Da noi è
uscito nell’ottobre del 2019 grazie a Bompiani che credo e spero si
sobbarcherà l’onere e ovviamente l’onore di pubblicare quanto
è più possibile di questo scrittore ungherese. Perché László
Krasznahorkai è un peso massimo della letteratura contemporanea e Il
ritorno del Barone Wenckheim è
un testo assoluto a cui rivolgere tutta la nostra attenzione, il
motivo lo si può rintracciare guardandoci indietro, precisamente
agli unici altri due libri tradotti in italiano sempre da Bompiani:
Satantango e
Melancolia della resistenza
(apparso in origine sugli scaffali italici grazie alla defunta
Zandonai), ebbene Il barone,
rispetto alle due opere appena citate, è di quasi una trentina
d’anni più “giovane” e quindi scritto e pensato in una realtà
più vicina al nostro mondo odierno, e il Krasznahorkai che vi
ritroviamo è uno scrittore in splendida forma, uno che deborda, ma
per davvero, che non usa punti a capo e di conseguenza nemmeno
capoversi, sicché le sue pagine sono blocchi granitici grondanti di
parole, un profluvio di periodi-fiume difficile da equiparare allo
stile di altri colleghi di oggi (perfino Pynchon, il massimalista dei
massimalisti, tende a far rifiatare il lettore ogni tanto). La
lettura del Barone si
è rivelata molto interessante anche perché è stato il primo
contatto con Krasznahorkai non preceduto da una visione
cinematografica, non che i capolavori di Béla Tarr Satantango
(1994) e Le armonie di Werckmeister
(2000) abbiano depotenziato i loro corrispettivi stampati su carta,
però, sai com’è, vedendo si incamerano situazioni, si creano
immaginari che a volte inconsciamente entrano di forza nella
testualità della pagina, qui un tale processo non si è potuto
verificare (e il mio lato cinefilo ne è rimasto un po’

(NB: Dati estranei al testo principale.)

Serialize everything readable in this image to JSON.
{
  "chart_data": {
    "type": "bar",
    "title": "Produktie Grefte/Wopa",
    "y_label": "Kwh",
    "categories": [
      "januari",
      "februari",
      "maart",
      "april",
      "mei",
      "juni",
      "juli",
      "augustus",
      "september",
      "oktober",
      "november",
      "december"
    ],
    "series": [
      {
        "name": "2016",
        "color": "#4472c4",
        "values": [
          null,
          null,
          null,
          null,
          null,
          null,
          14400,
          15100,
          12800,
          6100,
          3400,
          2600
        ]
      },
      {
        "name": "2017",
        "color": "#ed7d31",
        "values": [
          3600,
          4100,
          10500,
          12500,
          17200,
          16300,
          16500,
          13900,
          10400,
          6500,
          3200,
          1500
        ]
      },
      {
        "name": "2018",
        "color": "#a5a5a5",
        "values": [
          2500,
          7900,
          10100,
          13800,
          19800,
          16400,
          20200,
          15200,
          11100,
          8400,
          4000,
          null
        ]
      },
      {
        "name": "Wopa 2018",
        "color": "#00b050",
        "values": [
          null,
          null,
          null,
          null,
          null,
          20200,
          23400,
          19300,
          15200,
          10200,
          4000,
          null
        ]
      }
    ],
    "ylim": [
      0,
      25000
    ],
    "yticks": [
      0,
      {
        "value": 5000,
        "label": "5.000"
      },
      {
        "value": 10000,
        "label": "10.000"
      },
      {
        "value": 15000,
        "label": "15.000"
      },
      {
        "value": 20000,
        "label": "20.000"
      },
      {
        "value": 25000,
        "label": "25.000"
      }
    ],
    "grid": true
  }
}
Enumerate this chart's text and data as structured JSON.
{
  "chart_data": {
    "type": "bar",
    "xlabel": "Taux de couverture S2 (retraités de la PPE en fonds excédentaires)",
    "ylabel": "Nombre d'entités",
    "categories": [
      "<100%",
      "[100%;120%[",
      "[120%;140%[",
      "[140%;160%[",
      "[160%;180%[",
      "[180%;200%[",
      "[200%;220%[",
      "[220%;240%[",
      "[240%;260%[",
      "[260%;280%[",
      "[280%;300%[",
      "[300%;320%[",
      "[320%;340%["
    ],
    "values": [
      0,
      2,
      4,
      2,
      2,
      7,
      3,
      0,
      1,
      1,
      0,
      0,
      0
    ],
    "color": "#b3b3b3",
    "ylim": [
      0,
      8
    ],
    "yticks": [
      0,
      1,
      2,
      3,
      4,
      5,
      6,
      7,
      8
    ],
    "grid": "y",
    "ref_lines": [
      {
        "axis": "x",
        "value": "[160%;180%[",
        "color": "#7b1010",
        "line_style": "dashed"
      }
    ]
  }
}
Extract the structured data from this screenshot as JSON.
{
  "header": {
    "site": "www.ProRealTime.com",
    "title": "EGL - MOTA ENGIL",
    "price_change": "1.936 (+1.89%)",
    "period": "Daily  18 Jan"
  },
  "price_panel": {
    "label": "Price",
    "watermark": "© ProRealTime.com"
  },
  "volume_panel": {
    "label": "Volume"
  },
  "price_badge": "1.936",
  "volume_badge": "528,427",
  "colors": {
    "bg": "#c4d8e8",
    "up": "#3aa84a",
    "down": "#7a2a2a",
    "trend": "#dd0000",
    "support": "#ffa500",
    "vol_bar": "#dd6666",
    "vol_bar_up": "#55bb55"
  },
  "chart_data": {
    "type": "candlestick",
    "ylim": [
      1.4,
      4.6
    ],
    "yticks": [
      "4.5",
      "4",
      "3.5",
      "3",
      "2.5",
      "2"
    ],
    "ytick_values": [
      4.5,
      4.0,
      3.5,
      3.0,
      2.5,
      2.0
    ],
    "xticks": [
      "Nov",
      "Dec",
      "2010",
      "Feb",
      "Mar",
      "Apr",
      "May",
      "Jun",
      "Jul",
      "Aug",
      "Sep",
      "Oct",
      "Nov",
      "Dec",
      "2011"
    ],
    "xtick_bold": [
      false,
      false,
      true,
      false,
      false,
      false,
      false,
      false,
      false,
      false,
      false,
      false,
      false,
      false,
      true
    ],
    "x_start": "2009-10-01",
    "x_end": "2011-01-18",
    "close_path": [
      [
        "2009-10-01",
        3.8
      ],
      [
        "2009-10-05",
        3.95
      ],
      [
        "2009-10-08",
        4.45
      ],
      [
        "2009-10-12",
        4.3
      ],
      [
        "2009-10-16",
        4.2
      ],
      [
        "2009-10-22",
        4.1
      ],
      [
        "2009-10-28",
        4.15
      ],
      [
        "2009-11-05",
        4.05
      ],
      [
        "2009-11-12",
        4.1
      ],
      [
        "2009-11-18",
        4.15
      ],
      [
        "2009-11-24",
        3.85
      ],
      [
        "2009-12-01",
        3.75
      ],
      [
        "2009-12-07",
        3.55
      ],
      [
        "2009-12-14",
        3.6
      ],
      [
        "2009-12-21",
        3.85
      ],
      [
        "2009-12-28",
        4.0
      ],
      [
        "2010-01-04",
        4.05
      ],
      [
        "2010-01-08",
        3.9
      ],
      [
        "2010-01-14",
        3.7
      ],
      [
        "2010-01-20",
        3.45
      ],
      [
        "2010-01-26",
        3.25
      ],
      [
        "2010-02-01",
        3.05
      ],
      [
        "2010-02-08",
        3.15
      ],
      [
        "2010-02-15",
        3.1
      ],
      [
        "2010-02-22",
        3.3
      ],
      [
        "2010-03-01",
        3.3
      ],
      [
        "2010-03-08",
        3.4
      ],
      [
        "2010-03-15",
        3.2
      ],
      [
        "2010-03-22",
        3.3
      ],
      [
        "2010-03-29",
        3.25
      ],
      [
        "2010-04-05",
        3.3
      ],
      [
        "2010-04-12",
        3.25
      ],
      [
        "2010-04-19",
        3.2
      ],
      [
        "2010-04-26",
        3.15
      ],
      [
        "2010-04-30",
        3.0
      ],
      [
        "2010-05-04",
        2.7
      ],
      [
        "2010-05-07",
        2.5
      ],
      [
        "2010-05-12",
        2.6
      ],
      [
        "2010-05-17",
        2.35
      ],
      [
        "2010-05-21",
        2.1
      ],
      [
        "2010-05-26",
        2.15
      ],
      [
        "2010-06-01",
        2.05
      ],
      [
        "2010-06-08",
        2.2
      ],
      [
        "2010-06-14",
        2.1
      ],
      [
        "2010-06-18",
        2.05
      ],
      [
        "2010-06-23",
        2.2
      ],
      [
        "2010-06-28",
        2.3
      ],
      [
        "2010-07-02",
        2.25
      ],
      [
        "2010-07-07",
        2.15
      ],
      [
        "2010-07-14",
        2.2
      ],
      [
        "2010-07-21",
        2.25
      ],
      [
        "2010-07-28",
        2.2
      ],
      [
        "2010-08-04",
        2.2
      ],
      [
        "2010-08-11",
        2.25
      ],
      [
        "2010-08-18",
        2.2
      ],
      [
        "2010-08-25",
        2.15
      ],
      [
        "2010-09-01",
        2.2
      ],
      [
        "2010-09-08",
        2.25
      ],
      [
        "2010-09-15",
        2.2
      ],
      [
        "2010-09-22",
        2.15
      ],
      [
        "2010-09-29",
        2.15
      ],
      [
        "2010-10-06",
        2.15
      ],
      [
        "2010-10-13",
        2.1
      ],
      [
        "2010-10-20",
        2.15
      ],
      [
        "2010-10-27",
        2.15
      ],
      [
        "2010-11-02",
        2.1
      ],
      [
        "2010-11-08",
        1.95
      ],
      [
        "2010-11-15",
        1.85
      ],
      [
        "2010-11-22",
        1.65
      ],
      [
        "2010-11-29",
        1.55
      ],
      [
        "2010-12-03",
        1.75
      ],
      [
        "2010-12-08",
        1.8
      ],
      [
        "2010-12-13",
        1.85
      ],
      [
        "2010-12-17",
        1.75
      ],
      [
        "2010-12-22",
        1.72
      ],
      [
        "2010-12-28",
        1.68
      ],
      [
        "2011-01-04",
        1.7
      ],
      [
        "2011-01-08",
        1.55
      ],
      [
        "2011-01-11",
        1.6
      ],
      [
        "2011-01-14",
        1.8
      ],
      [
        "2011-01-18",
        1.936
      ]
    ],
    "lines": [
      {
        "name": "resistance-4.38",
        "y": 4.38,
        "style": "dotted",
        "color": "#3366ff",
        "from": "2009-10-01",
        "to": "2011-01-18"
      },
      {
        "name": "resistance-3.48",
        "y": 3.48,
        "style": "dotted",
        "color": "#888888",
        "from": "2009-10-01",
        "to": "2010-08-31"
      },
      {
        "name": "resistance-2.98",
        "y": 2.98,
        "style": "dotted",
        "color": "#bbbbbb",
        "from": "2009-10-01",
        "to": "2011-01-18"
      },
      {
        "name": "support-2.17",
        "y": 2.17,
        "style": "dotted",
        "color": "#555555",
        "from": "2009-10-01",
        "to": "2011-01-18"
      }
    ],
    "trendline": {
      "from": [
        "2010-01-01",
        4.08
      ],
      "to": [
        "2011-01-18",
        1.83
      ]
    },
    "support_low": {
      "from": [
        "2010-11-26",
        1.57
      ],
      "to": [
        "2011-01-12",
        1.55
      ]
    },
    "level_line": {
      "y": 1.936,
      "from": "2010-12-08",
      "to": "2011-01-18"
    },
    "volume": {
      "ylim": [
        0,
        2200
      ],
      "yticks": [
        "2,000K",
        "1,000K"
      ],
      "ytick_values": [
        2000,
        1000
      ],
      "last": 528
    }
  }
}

dispiaciuto, chissà cosa ne sarebbe uscito dalla cinepresa di
Tarr...) per cui il vergine tuffo nella soffocante densità di questo
romanzone ne ha implementato l’apprezzamento, fermo restando che,
in piena tradizione tematica, alla fine pur sempre della Fine si
tratta, ma all’Apocalisse conclusiva ci si arriva a piccoli passi
affastellando una coralità di personaggi che assurge essa stessa a
Personaggio Principale visto che, il timido e dimesso Barone, esce di
scena ben prima che si arrivi al termine della storia. In estrema
sintesi mi sento di dire che si tratta di un libro maiuscolo, uno dei
migliori titoli del 2019.
ALTRETTANTE SUL FILM
Verso
l’inizio si ha un tonfo al cuore, lo stesso che si prova per una
persona che una parte di te non ha mai lasciato andare via, Ádám
Breier, infatti, utilizza paraculisticamente le musiche di Mihály
Víg per introdurre il ritorno di László, ché di questo si tratta:
di un ritorno, in pratica viene instaurato un sottile gioco di
rimandi tra la narrazione del libro e il documentario facendo sì che
il Barone Wenckheim diventi Krasznahorkai che dopo molti anni fa
visita a Gyula, la sua cittadina natale. L’idea è gradevole ed è
intensificata dalla scelta di inserire una voce esterna che legge
stralci di testo aderenti alle immagini in video, però, al di là
dell’escamotage strutturale, A báró hazatér
(2018) vale una visione per la vicinanza che ci permette di avere con
uno scrittore elusivo, misterioso, ma comunque uno che è dentro la
storia del cinema autoriale recente oltre che, da anni, un papabile
per il premio Nobel. Perciò, nonostante Breier ci dica che tutte le
richieste di mostrare al pubblico il lato umano di László furono
negate da lui stesso, Krasznahorkai-persona emerge eccome e ci dà
modo di comprendere il substrato autobiografico del Barone
(i luoghi sulla mappa del libro e su quella della realtà: sono i
medesimi) insieme a molte altre cose, tipo il racconto sui suoi
genitori, il fatto che da giovane suonava in una rock band (ma ce lo
vedete?!), il primo incontro con Tarr (considerato a primo impatto un
modaiolo che ascoltava David Bowie) e tanti altri dettagli che
aiutano a capire quali sono i confini (che forse nemmeno ci sono)
della letteratura, concetto trasmessoci dall’ultimo affascinante
monologo pronunciato da quest’uomo dagli occhi tersi come un cielo
in estate. Se A báró hazatér ha
un limite è che può essere fruito appieno solo da chi ha confidenza
con certe manifestazioni audiovisive provenienti dall’Ungheria
dagli anni ’90 in poi, è anche vero che chi non ha avuto contatti
con la triplice alleanza Tarr-Krasznahorkai-Víg ha in seno un limite
ancor più paralizzante che andrebbe divelto il più presto
possibile, lo si dice per il loro bene.